Les moyeux ne sont pas vilains non plus. Je n’ai jamais vraiment compris cette réputation désastreuse que traînent avec eux les moyeux Normandy. D’accord, surtout en série ordinaire ce ne sont pas les plus fluides qu’on puisse trouver, mais bien réglés, ni plus ni moins que pour les autres marques françaises d’époque. À l’inverse, je trouve l’aura de robustesse et de qualité des Maxi-Car assez exagérée, ayant rencontré des casses d’axes et même de roulements !
Les dérailleurs Huret Success sont encore plus beaux une fois décrassés. Le titane de l’arrière lui donne une légèreté impressionnante de 170g. Difficile de faire mieux, même actuellement. Même si sa position est très verticale – comme d’autres modèles de cette époque – il encaisse sans problème la grande latitude de rapports, du 52/14 au 38/26, et la paire travaille toujours en douceur !
Sans surprise là par contre, le caoutchouc des cocottes Mafac d’origine se désagrège dès qu’on y touche. En conservant leurs parties supérieures et en les retaillant, on peut réincorporer les régleurs de gaines dans les cocottes neuves adaptables. En débobinant la vieille guidoline, de blanche dégueulasse et moussue, elle se révèle en fait noire à l’origine !

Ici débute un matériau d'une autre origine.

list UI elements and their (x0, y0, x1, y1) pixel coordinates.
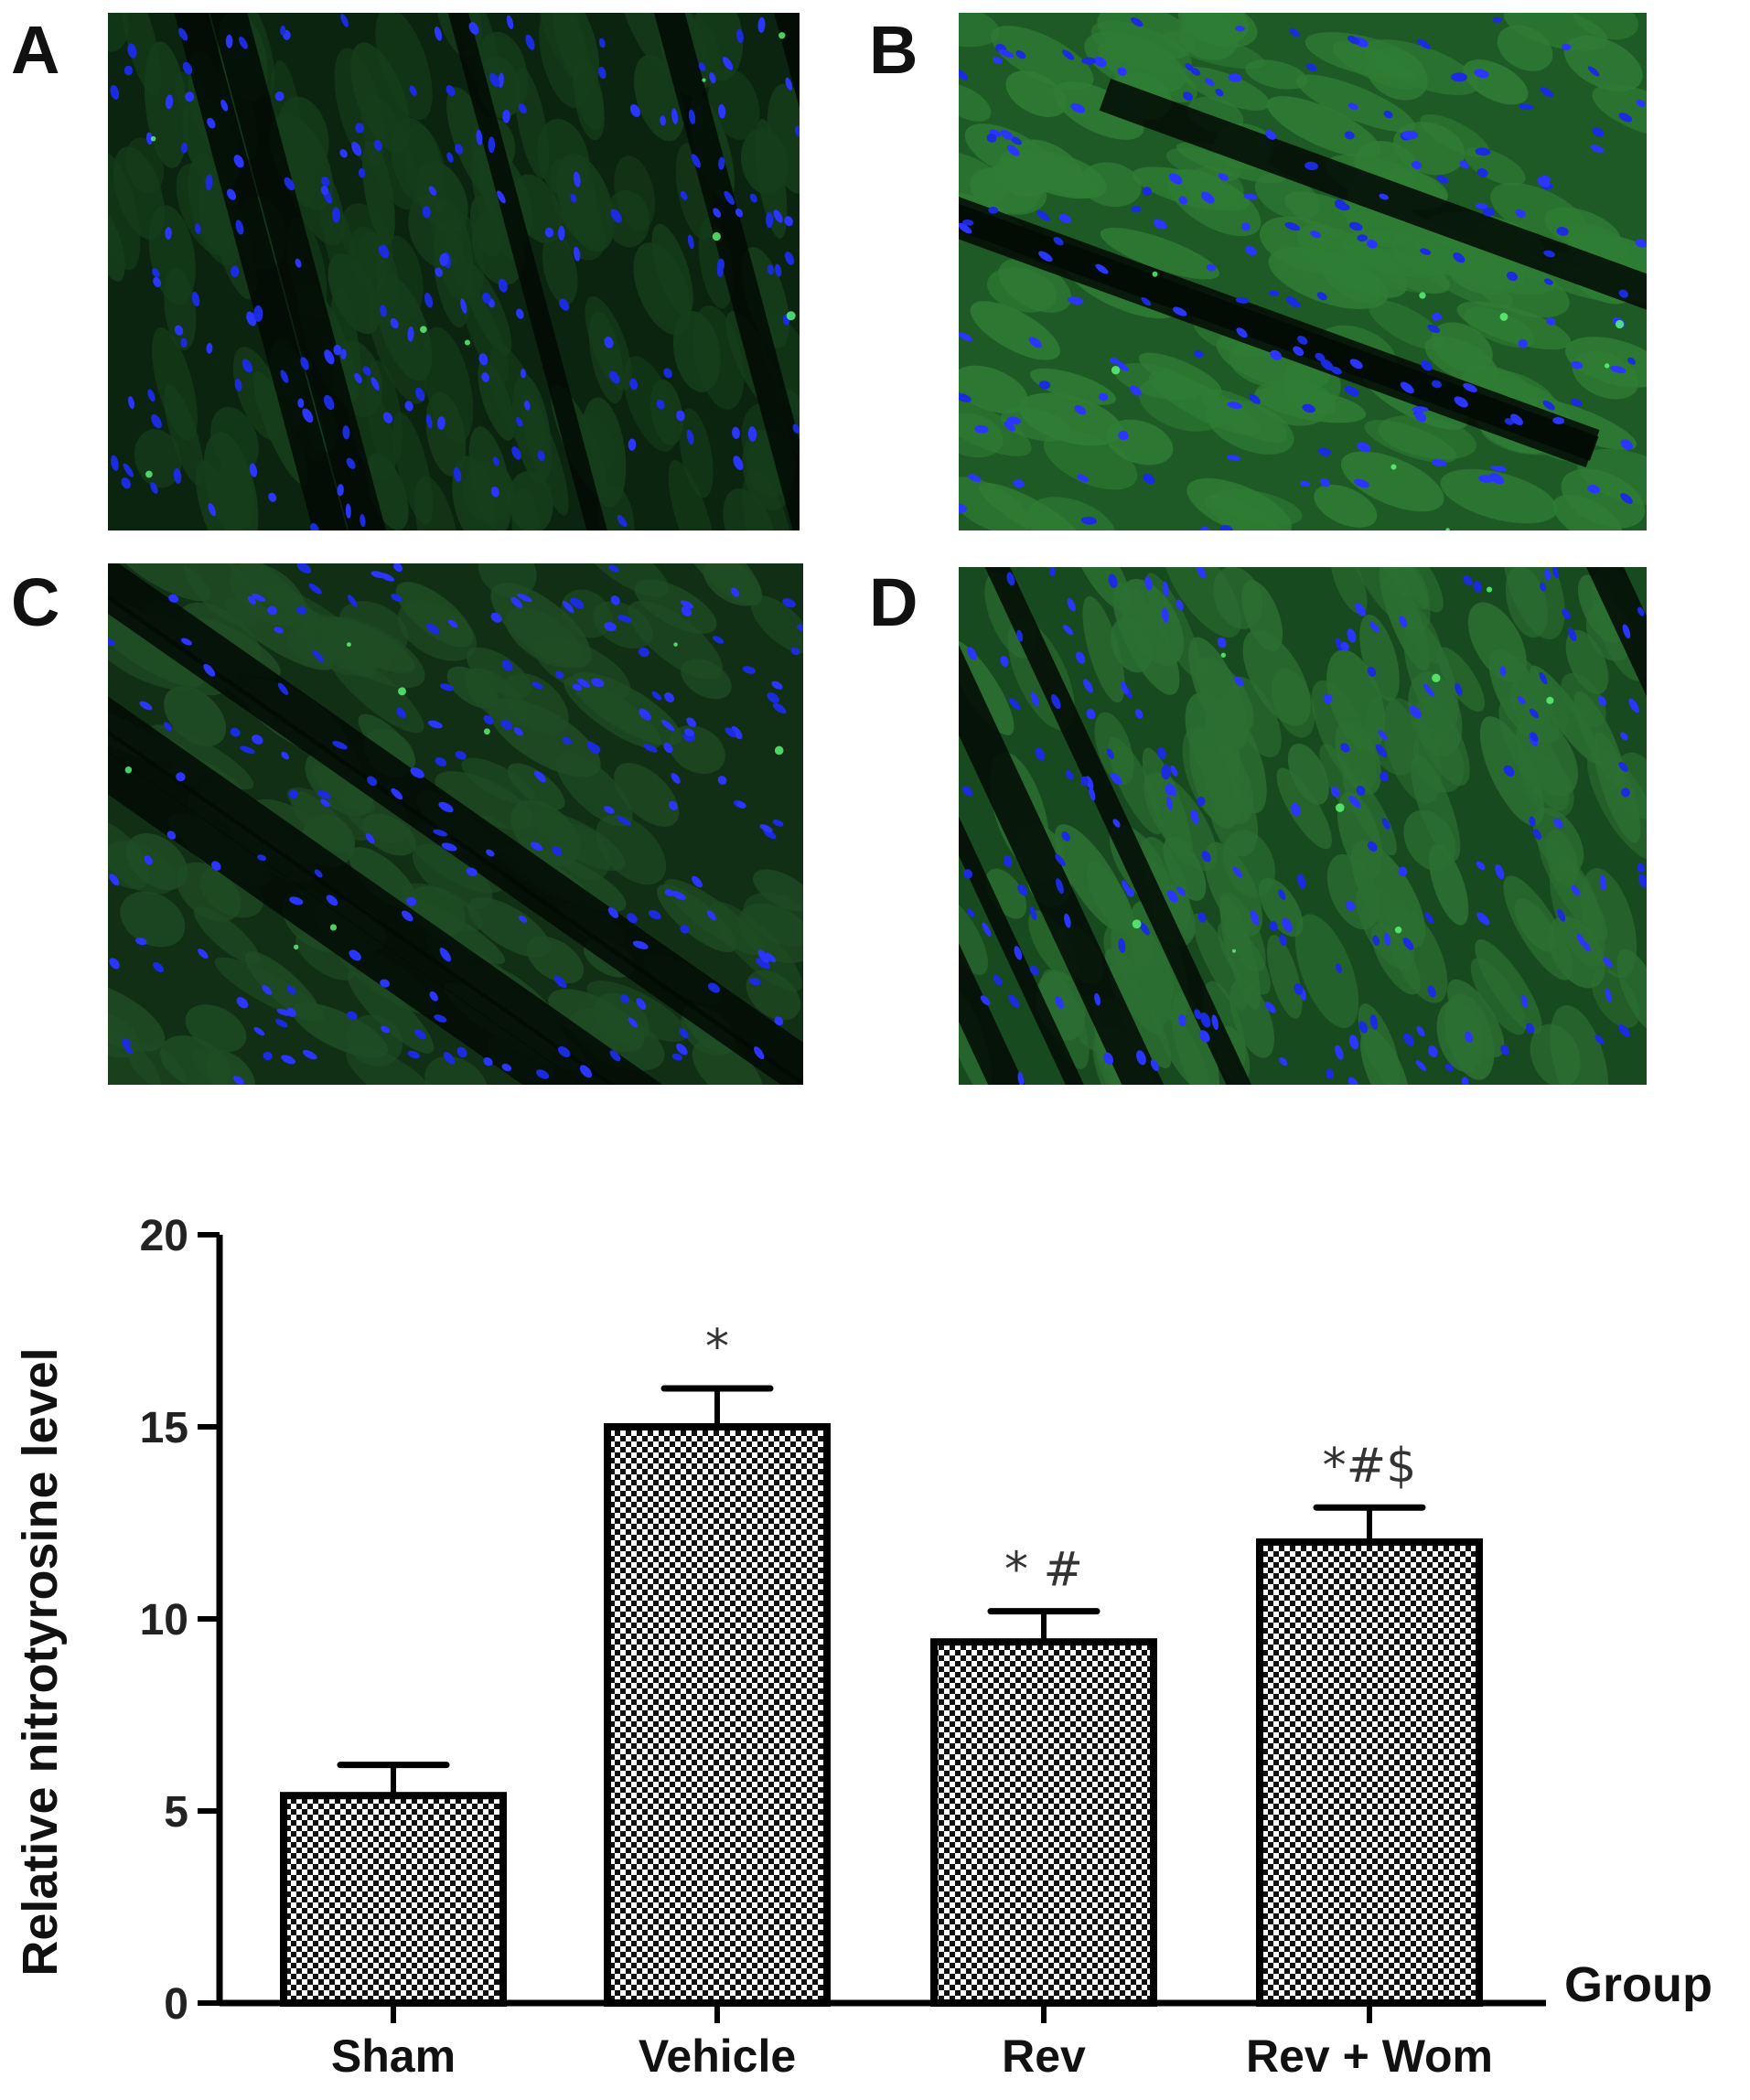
panel-label-a: A (11, 12, 60, 88)
panel-label-c: C (11, 564, 60, 640)
micrograph-b (959, 13, 1647, 530)
y-tick-label-4: 20 (140, 1212, 188, 1260)
panel-c-image (108, 563, 803, 1085)
bar-1 (604, 1423, 831, 2007)
y-tick-label-1: 5 (164, 1788, 188, 1837)
significance-label-1: * (705, 1320, 729, 1375)
category-label-3: Rev + Wom (1246, 2030, 1493, 2082)
panel-a-image (108, 13, 800, 530)
bar-3 (1256, 1538, 1483, 2007)
micrograph-a (108, 13, 800, 530)
panel-b-image (959, 13, 1647, 530)
bar-chart: Sham Vehicle * Rev * # Rev + Wom *#$ 0 5 10 15 20 R… (13, 1212, 1712, 2082)
category-label-0: Sham (331, 2030, 456, 2082)
category-label-1: Vehicle (639, 2030, 796, 2082)
y-tick-label-2: 10 (140, 1596, 188, 1645)
y-axis-label: Relative nitrotyrosine level (13, 1347, 68, 1976)
significance-label-2: * # (1004, 1543, 1083, 1598)
panel-label-d: D (869, 564, 918, 640)
panel-label-b: B (869, 12, 918, 88)
y-tick-label-0: 0 (164, 1980, 188, 2029)
category-label-2: Rev (1002, 2030, 1086, 2082)
bar-0 (280, 1792, 507, 2008)
y-tick-label-3: 15 (140, 1404, 188, 1452)
significance-label-3: *#$ (1323, 1439, 1417, 1494)
micrograph-d (959, 567, 1647, 1085)
panel-d-image (959, 567, 1647, 1085)
micrograph-c (108, 563, 803, 1085)
bar-2 (930, 1638, 1157, 2007)
x-axis-label: Group (1564, 1957, 1712, 2012)
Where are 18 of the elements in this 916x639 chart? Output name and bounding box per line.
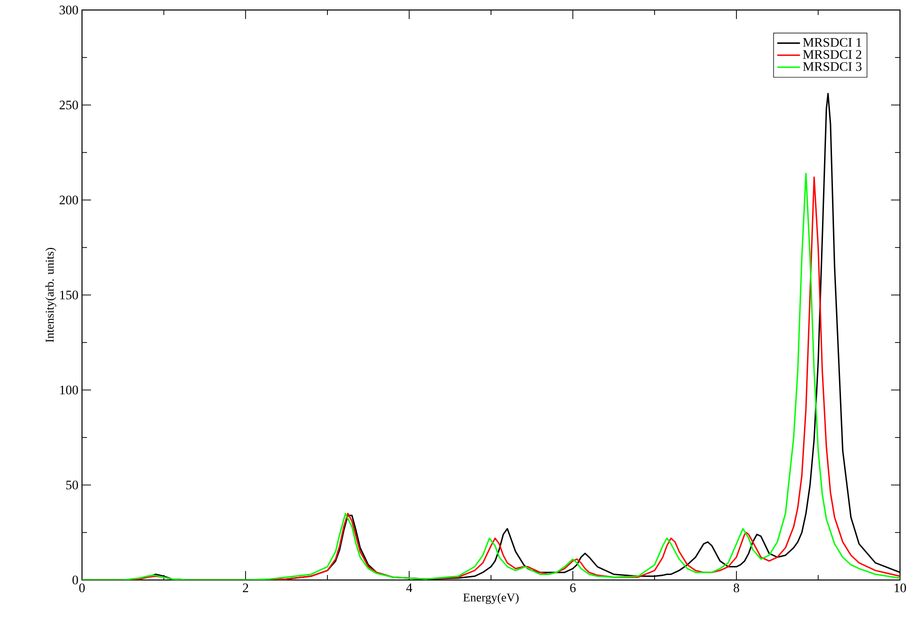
x-tick-label: 6 (570, 584, 576, 592)
x-tick-label: 8 (734, 584, 740, 592)
y-axis-title: Intensity(arb. units) (45, 248, 56, 342)
y-tick-label: 50 (66, 480, 78, 490)
x-tick-label: 0 (79, 584, 85, 592)
y-tick-label: 200 (60, 196, 78, 204)
legend-label: MRSDCI 2 (803, 50, 862, 59)
legend-label: MRSDCI 3 (803, 62, 862, 71)
x-tick-label: 2 (242, 584, 248, 592)
legend-label: MRSDCI 1 (803, 38, 862, 47)
y-tick-label: 300 (60, 6, 78, 14)
x-tick-label: 4 (406, 584, 412, 592)
y-tick-label: 0 (72, 576, 78, 584)
x-axis-title: Energy(eV) (463, 593, 519, 604)
x-tick-label: 10 (894, 584, 906, 592)
y-tick-label: 250 (60, 100, 78, 110)
y-tick-label: 150 (60, 290, 78, 300)
y-tick-label: 100 (60, 386, 78, 394)
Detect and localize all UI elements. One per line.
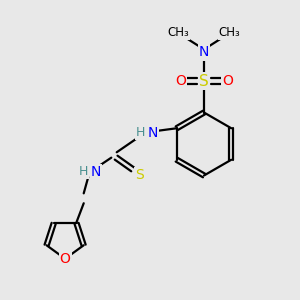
Text: H: H	[136, 126, 145, 139]
Text: CH₃: CH₃	[219, 26, 240, 40]
Text: N: N	[148, 126, 158, 140]
Text: O: O	[60, 252, 70, 266]
Text: N: N	[91, 165, 101, 179]
Text: S: S	[199, 74, 209, 88]
Text: H: H	[79, 165, 88, 178]
Text: N: N	[199, 46, 209, 59]
Text: O: O	[222, 74, 233, 88]
Text: O: O	[175, 74, 186, 88]
Text: CH₃: CH₃	[168, 26, 189, 40]
Text: S: S	[135, 168, 144, 182]
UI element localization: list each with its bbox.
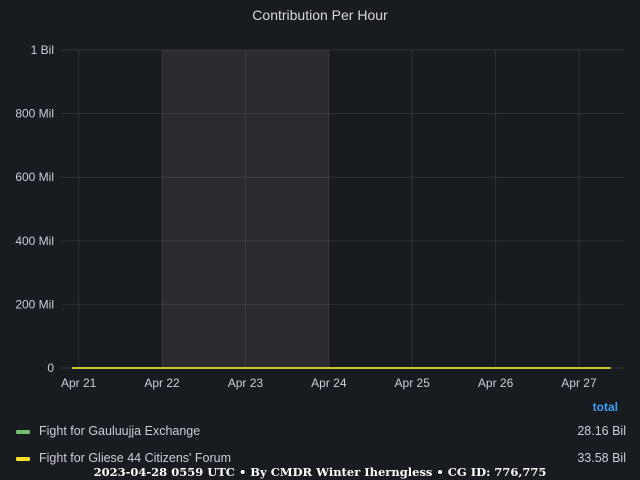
y-tick-label: 800 Mil (15, 107, 54, 121)
legend-series-total: 33.58 Bil (577, 451, 626, 465)
y-tick-label: 200 Mil (15, 297, 54, 311)
x-tick-label: Apr 26 (478, 376, 514, 390)
x-tick-label: Apr 24 (311, 376, 347, 390)
legend-series-total: 28.16 Bil (577, 424, 626, 438)
y-tick-label: 1 Bil (31, 43, 54, 57)
legend-series-name: Fight for Gauluujja Exchange (39, 424, 201, 438)
x-tick-label: Apr 21 (61, 376, 97, 390)
highlight-region (162, 50, 329, 368)
legend-item-gauluujja[interactable]: Fight for Gauluujja Exchange 28.16 Bil (16, 423, 626, 441)
chart-title: Contribution Per Hour (252, 7, 388, 23)
y-tick-label: 400 Mil (15, 234, 54, 248)
legend-series-name: Fight for Gliese 44 Citizens' Forum (39, 451, 232, 465)
x-tick-label: Apr 23 (228, 376, 264, 390)
x-tick-label: Apr 22 (144, 376, 180, 390)
footer-caption: 2023-04-28 0559 UTC • By CMDR Winter Ihe… (93, 465, 547, 479)
legend-item-gliese[interactable]: Fight for Gliese 44 Citizens' Forum 33.5… (16, 450, 626, 468)
x-tick-label: Apr 25 (395, 376, 431, 390)
legend-swatch-gauluujja (16, 430, 30, 434)
x-axis-ticks: Apr 21 Apr 22 Apr 23 Apr 24 Apr 25 Apr 26 Apr … (61, 376, 597, 390)
legend-swatch-gliese (16, 457, 30, 461)
grid-layer (62, 49, 624, 369)
x-tick-label: Apr 27 (561, 376, 597, 390)
highlight-region-layer (162, 50, 329, 368)
legend-total-header[interactable]: total (592, 400, 618, 414)
y-axis-ticks: 0 200 Mil 400 Mil 600 Mil 800 Mil 1 Bil (15, 43, 54, 375)
y-tick-label: 600 Mil (15, 170, 54, 184)
y-tick-label: 0 (47, 361, 54, 375)
line-chart[interactable]: 0 200 Mil 400 Mil 600 Mil 800 Mil 1 Bil Apr 2… (0, 0, 640, 400)
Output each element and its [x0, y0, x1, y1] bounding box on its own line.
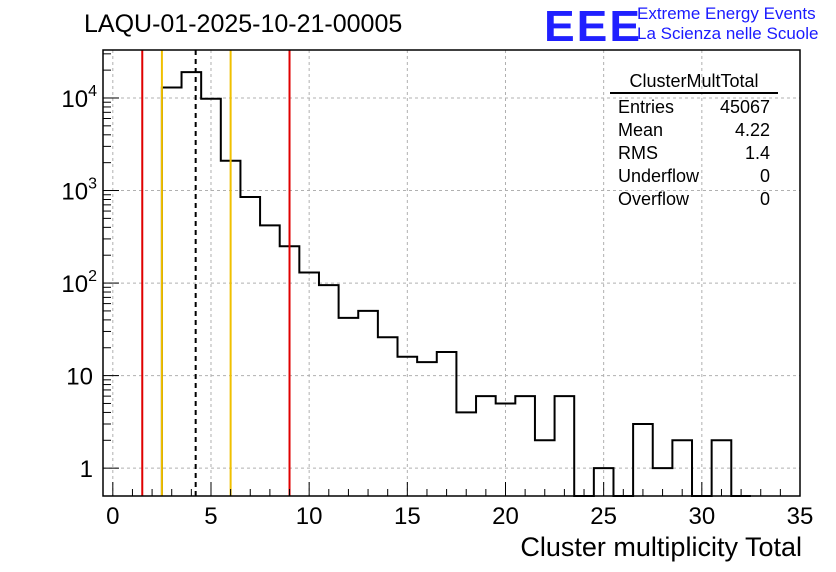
histogram-bin [456, 412, 476, 496]
histogram-bin [378, 337, 398, 496]
y-tick-label: 10 [66, 364, 93, 391]
histogram-bin [712, 440, 732, 496]
y-tick-label: 104 [61, 83, 97, 113]
histogram-bin [319, 285, 339, 496]
stats-label: Mean [618, 120, 664, 140]
histogram-bin [672, 440, 692, 496]
histogram-bin [398, 357, 418, 496]
stats-value: 0 [759, 189, 770, 209]
stats-value: 45067 [719, 97, 770, 117]
stats-label: Overflow [618, 189, 690, 209]
stats-row-mean: Mean 4.22 [610, 119, 778, 142]
eee-logo: EEE [544, 0, 643, 51]
histogram-bin [358, 311, 378, 496]
x-tick-label: 25 [590, 503, 617, 530]
y-tick-label: 102 [61, 268, 97, 298]
histogram-bin [299, 273, 319, 496]
histogram-bin [633, 424, 653, 496]
histogram-bin [515, 396, 535, 496]
histogram-bin [476, 396, 496, 496]
y-tick-label: 1 [80, 456, 93, 483]
stats-row-entries: Entries 45067 [610, 96, 778, 119]
histogram-bin [260, 225, 280, 496]
stats-title: ClusterMultTotal [610, 70, 778, 94]
eee-logo-line1: Extreme Energy Events [637, 4, 816, 23]
stats-row-underflow: Underflow 0 [610, 165, 778, 188]
x-tick-label: 10 [296, 503, 323, 530]
x-axis-label: Cluster multiplicity Total [520, 532, 802, 562]
stats-value: 1.4 [744, 143, 770, 163]
histogram-bin [535, 440, 555, 496]
histogram-bin [555, 396, 575, 496]
histogram-bin [437, 352, 457, 496]
stats-label: Underflow [618, 166, 700, 186]
x-tick-label: 20 [492, 503, 519, 530]
histogram-bin [240, 197, 260, 496]
x-tick-label: 5 [204, 503, 217, 530]
histogram-outline [160, 71, 751, 497]
stats-box: ClusterMultTotal Entries 45067 Mean 4.22… [610, 70, 778, 211]
histogram-bin [201, 99, 221, 496]
run-title: LAQU-01-2025-10-21-00005 [84, 10, 403, 38]
x-tick-label: 15 [394, 503, 421, 530]
stats-value: 0 [759, 166, 770, 186]
histogram-bin [162, 87, 182, 496]
stats-value: 4.22 [734, 120, 770, 140]
histogram-bin [339, 318, 359, 496]
x-tick-label: 35 [787, 503, 814, 530]
stats-row-rms: RMS 1.4 [610, 142, 778, 165]
x-tick-label: 0 [106, 503, 119, 530]
x-tick-label: 30 [688, 503, 715, 530]
stats-row-overflow: Overflow 0 [610, 188, 778, 211]
eee-logo-line2: La Scienza nelle Scuole [637, 24, 819, 43]
stats-label: RMS [618, 143, 658, 163]
stats-label: Entries [618, 97, 675, 117]
histogram-bin [182, 72, 202, 496]
y-tick-label: 103 [61, 176, 97, 206]
plot-frame [102, 49, 801, 497]
histogram-bin [417, 362, 437, 496]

Comme j’ai toujours connu ce vélo avec sa guidoline sale et délavée, je me suis habitué à l’imaginer blanche au lieu de noire, alors le cintre est remis en état avec de la tresse en coton clair et deux couches de gomme-laque pour limiter l’encrassement du tissu, et également assurer une certaine imperméabilisation afin de protéger l’aluminium déjà détérioré par endroits.
Les étriers de frein ne posent pas de problème après un bon nettoyage suivi de la triade démontage, graissage, réglage.
Une fois nettoyée et recirée, la selle a retrouvé une patine tout à fait acceptable.
Pour finir, voilà de quoi à l’air le vélo restauré. Bien loin des Moser français de moyenne gamme, celui-ci avec ses moins de 10kg tout équipé, et ses composants de qualité, serait plutôt à classer dans le meilleur de la production.
Une machine légère assez facile à mener dans les côtes et cols, comme sur la Flèche Bellegarde – Paris.